Writing drama stories can be difficult at times. There are days, even weeks, when our lives are mundane or down right boring. Not a spot of drama to be found. It can really put a crimp in your writing flow.
Yet, drama is all around us. It is at the grocery store, the park and even in our own homes. It is in our spouses, children and the strange lady who lives next door. It is hiding just beneath the surface, waiting to spring out and grab us.

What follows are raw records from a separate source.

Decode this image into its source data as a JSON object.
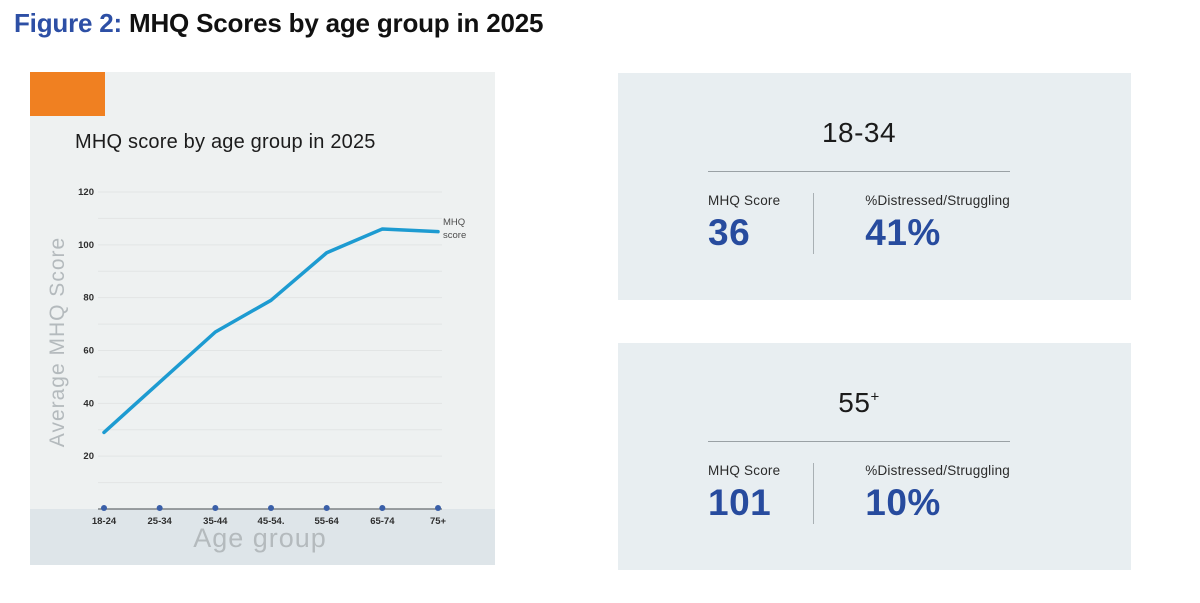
{
  "page": {
    "title_prefix": "Figure 2:",
    "title_rest": " MHQ Scores by age group in 2025"
  },
  "chart_panel": {
    "title": "MHQ score by age group in 2025",
    "legend": {
      "line1": "MHQ",
      "line2": "score"
    }
  },
  "chart_data": {
    "type": "line",
    "title": "MHQ score by age group in 2025",
    "xlabel": "Age group",
    "ylabel": "Average MHQ Score",
    "categories": [
      "18-24",
      "25-34",
      "35-44",
      "45-54.",
      "55-64",
      "65-74",
      "75+"
    ],
    "series": [
      {
        "name": "MHQ score",
        "values": [
          29,
          48,
          67,
          79,
          97,
          106,
          105
        ]
      }
    ],
    "ylim": [
      0,
      120
    ],
    "yticks": [
      20,
      40,
      60,
      80,
      100,
      120
    ],
    "grid_step": 10,
    "grid": "horizontal",
    "legend_position": "right-of-line-end",
    "line_color": "#1d9bd1",
    "marker_color": "#3a5fa8"
  },
  "cards": [
    {
      "title": "18-34",
      "title_sup": "",
      "score_label": "MHQ Score",
      "score": "36",
      "pct_label": "%Distressed/Struggling",
      "pct": "41%"
    },
    {
      "title": "55",
      "title_sup": "+",
      "score_label": "MHQ Score",
      "score": "101",
      "pct_label": "%Distressed/Struggling",
      "pct": "10%"
    }
  ],
  "colors": {
    "title_accent": "#2d4fa5",
    "panel_bg": "#eef1f1",
    "strip_bg": "#dee5e9",
    "card_bg": "#e8eef1",
    "orange_block": "#f08021",
    "value_navy": "#274b9e",
    "line_blue": "#1d9bd1",
    "dot_navy": "#3a5fa8",
    "muted_axis_text": "#b4babd"
  }
}
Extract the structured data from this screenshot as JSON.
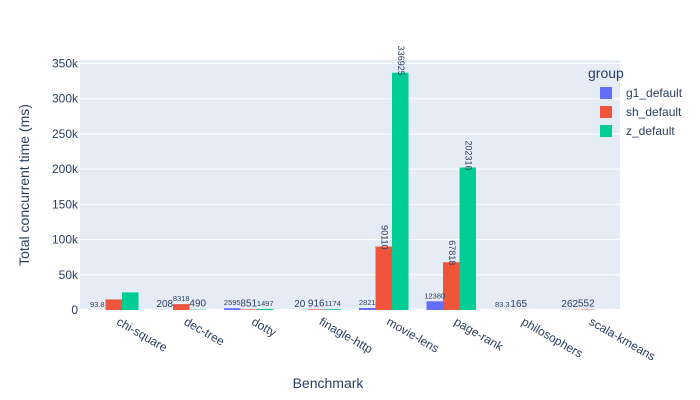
{
  "chart_data": {
    "type": "bar",
    "xlabel": "Benchmark",
    "ylabel": "Total concurrent time (ms)",
    "ylim": [
      0,
      355000
    ],
    "y_ticks": [
      0,
      50000,
      100000,
      150000,
      200000,
      250000,
      300000,
      350000
    ],
    "y_tick_labels": [
      "0",
      "50k",
      "100k",
      "150k",
      "200k",
      "250k",
      "300k",
      "350k"
    ],
    "grid": true,
    "legend_placement": "top-right",
    "legend_title": "group",
    "categories": [
      "chi-square",
      "dec-tree",
      "dotty",
      "finagle-http",
      "movie-lens",
      "page-rank",
      "philosophers",
      "scala-kmeans"
    ],
    "series": [
      {
        "name": "g1_default",
        "color": "#636efa",
        "values": [
          93.8,
          208,
          2595,
          20,
          2821,
          12380,
          83.3,
          262
        ],
        "labels": [
          "93.8",
          "208",
          "2595",
          "20",
          "2821",
          "12380",
          "83.3",
          "262"
        ]
      },
      {
        "name": "sh_default",
        "color": "#ef553b",
        "values": [
          15000,
          8318,
          851,
          916,
          90110,
          67818,
          165,
          552
        ],
        "labels": [
          "",
          "8318",
          "851",
          "916",
          "90110",
          "67818",
          "165",
          "552"
        ]
      },
      {
        "name": "z_default",
        "color": "#00cc96",
        "values": [
          25000,
          490,
          1497,
          1174,
          336925,
          202316,
          0,
          0
        ],
        "labels": [
          "",
          "490",
          "1497",
          "1174",
          "336925",
          "202316",
          "",
          ""
        ]
      }
    ]
  }
}
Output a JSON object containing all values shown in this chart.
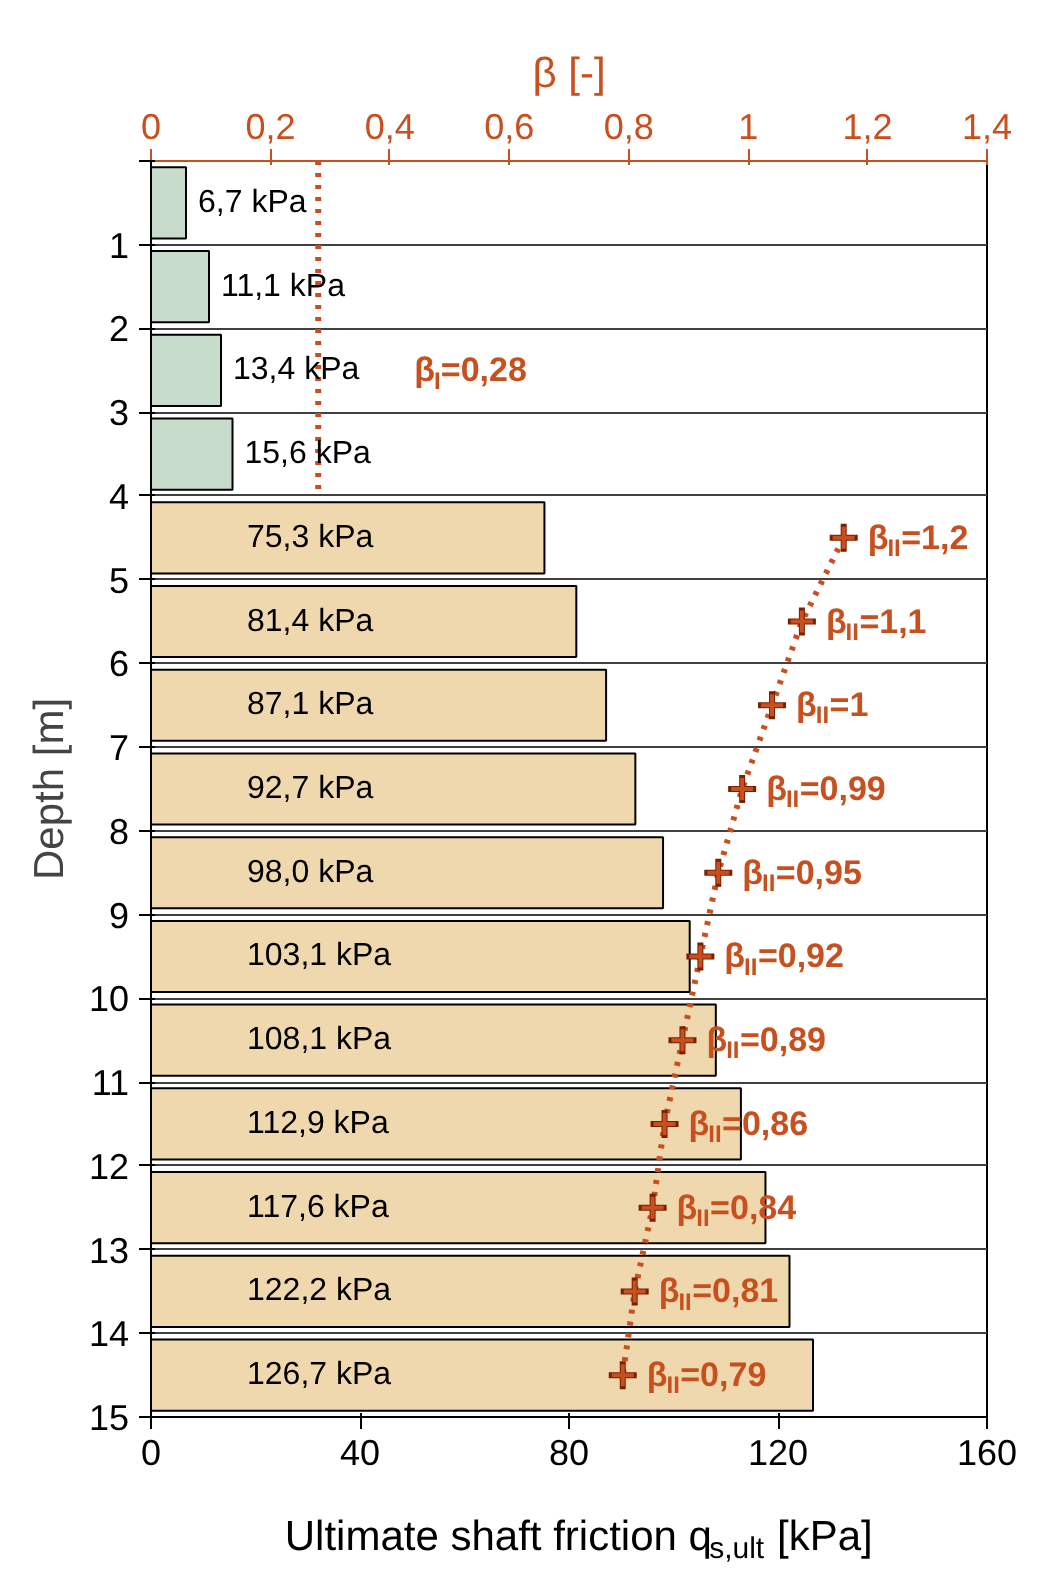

All you have to do is look for it.
I get some of my best inspirations by going to the grocery store. Yes, you heard me, the grocery store. Just last week, I overheard a woman on her cell phone talking to her boyfriend. From the sound of her end of the conversation, he wanted to date other people while dating her. But he didn't seem to want her to have the same privilege. My mind whirled with possibilities. What if my character had that conversation with her boyfriend? What would she do? Would she cry, move out, or go straight to the pest control aisle and grab the largest bottle of ant killer she could find?
Now, that is drama!
Or when I went to get my teeth cleaned and overheard the receptionist talking to another employee about an accident she saw on the way into work. Her description of the event was wonderful. I could picture the two cars colliding, even hear the metal crunch. I thought about what would happen if two characters were fighting over something trivial while driving to a party. And one of them was seriously injured or killed during the accident. How would the survivor deal with the guilt of knowing such a stupid fight was partially responsible for their crash? Would it send them into a tailspin of overindulgence or turn them towards a more enlightened path?
Drama is not just action. It can be subtle and sneak up on you. Like the father and his young son I saw this morning at the coffee shop. It was obvious the father did not spend a lot of time with his son; he was very nervous, watching every move his son made. They sat at the next table and were talking about how Mommy was busy at the moment and they would see her soon. When they finished eating, they walked a few doors down to a doctor's office where the Mom worked. While the child played inside the office, Mom and Dad had a quiet but obviously heated discussion about something. Their body language told more about their problem than their words could ever express. By the time I finished my coffee and muffin, they had worked it out and the three of them left. But they got my mind working. What if the parents could not get the problem solved, where would they go from there? Would they separate, divorce, or take more drastic measures?
As you can see, real life holds more drama than any book, movie and television show. And it is real drama, straight from the heart. So go out and watch some drama today. Who knows, you might find that elusive scene you have been looking for.